Кемлилин разговорился по-чукотски с мрачным спутником курьера.

— Кемлилин, спроси старика, знает ли он Нангу?

— Старик говорит, что она его дочь.

— Дочь?!

Нанга держится около Пинэтауна и не проявляет родственных чувств к незнакомцу. Широко раскрытыми глазами она следит за движениями старика, словно зверек, затравленный охотником. Старик повелительно говорит ей что-то на гортанном непонятном языке. Нанга ежится, словно получив удар.

— На каком языке переговаривается этот человек с Нангой?

— «На языке своих отцов», — переводит бригадир туманный ответ старика. — Не хочет он говорить.

— А где он живет и почему Нанга очутилась на плоту?

Ответ гостя уклончив: «Живет далеко, кочует в тундре; девчонка уехала из стойбища с бабушкой; как очутилась на плоту, не знает».

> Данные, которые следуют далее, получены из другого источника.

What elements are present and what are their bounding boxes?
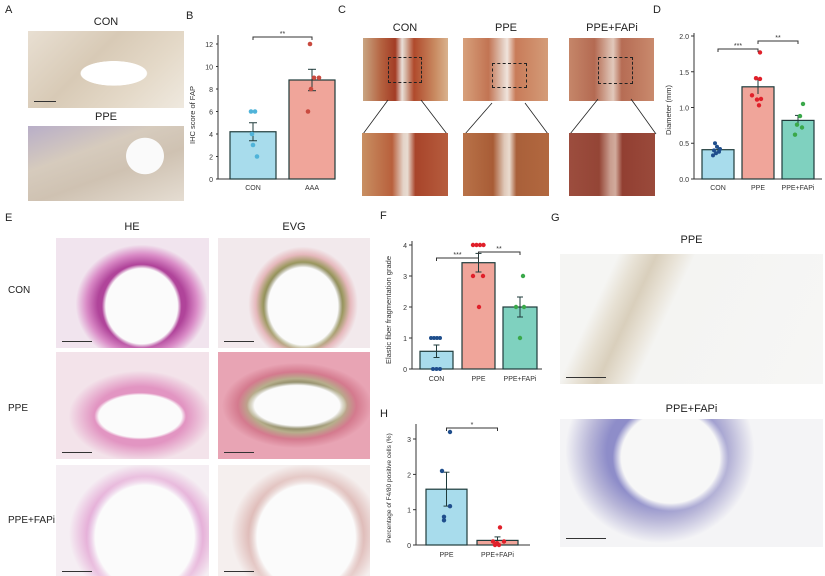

Кольцевик встретил неразговорчивого гостя в глухой тундре на полпути между Колымой и рекой Белых Гусей. Он ехал на легкой грузовой нарте. В упряжке у него были необычайно крупные ездовые олени ламутской породы. Когда встретились, спрашивал, не видел ли кольцевик нарту с девушкой и старухой. Дальше они поехали вместе.

— Пусть старик спросит у Нанги, где бабушка?

Кемлилин переводит просьбу. Гость, насупившись, резко спрашивает что-то девушку, небрежно кивнув в мою сторону.

Нанга тихо отвечает, неожиданно опускается на мягкий ковер тундры и горько плачет.

— «Большая волна унесла старуху в море», — дословно переводит Кемлилин безжалостный ответ приезжего.

Тонкие губы старика складываются в змеистую усмешку.

— Не плачь… — Я осторожно поднимаю Нангу и глажу пышные черные волосы.

Она доверчиво прижимается смуглой, мокрой от слез щекой к моей руке.

Вдруг резкий окрик старика заставляет ее вздрогнуть. Опустив голову, она тихо бредет к нарте.

— Не бойся, Нанга… — Пинэтаун шагает к старику. Глаза юноши сверкают, и желваки перекатываются на скулах. — Зачем кричишь на девочку? — тихо и зло говорит он.

Старик словно не слышит Пинэтауна. Недобрыми черными глазами он безразлично смотрит на юношу, как на пустое место, потом вытаскивает расшитый кисет и неторопливо закуривает длинную трубку, выточенную из березового корня. Трубка сделана из такого же материала, что и березовая чашечка Нанги.

Но больше всего меня поражает кисет старика из черной замши, украшенный замысловатым орнаментом. На темном поле вышит мелким бисером голубой орел, словно слетевший с татуированной груди Нанги.

— Кемлилин, спроси, почему у Нанги на груди и на его кисете один и тот же знак синего орла?

В глазах старика мелькает тревога. Он быстро прячет кисет. Ого, он, кажется, знает русский язык и скрывает это.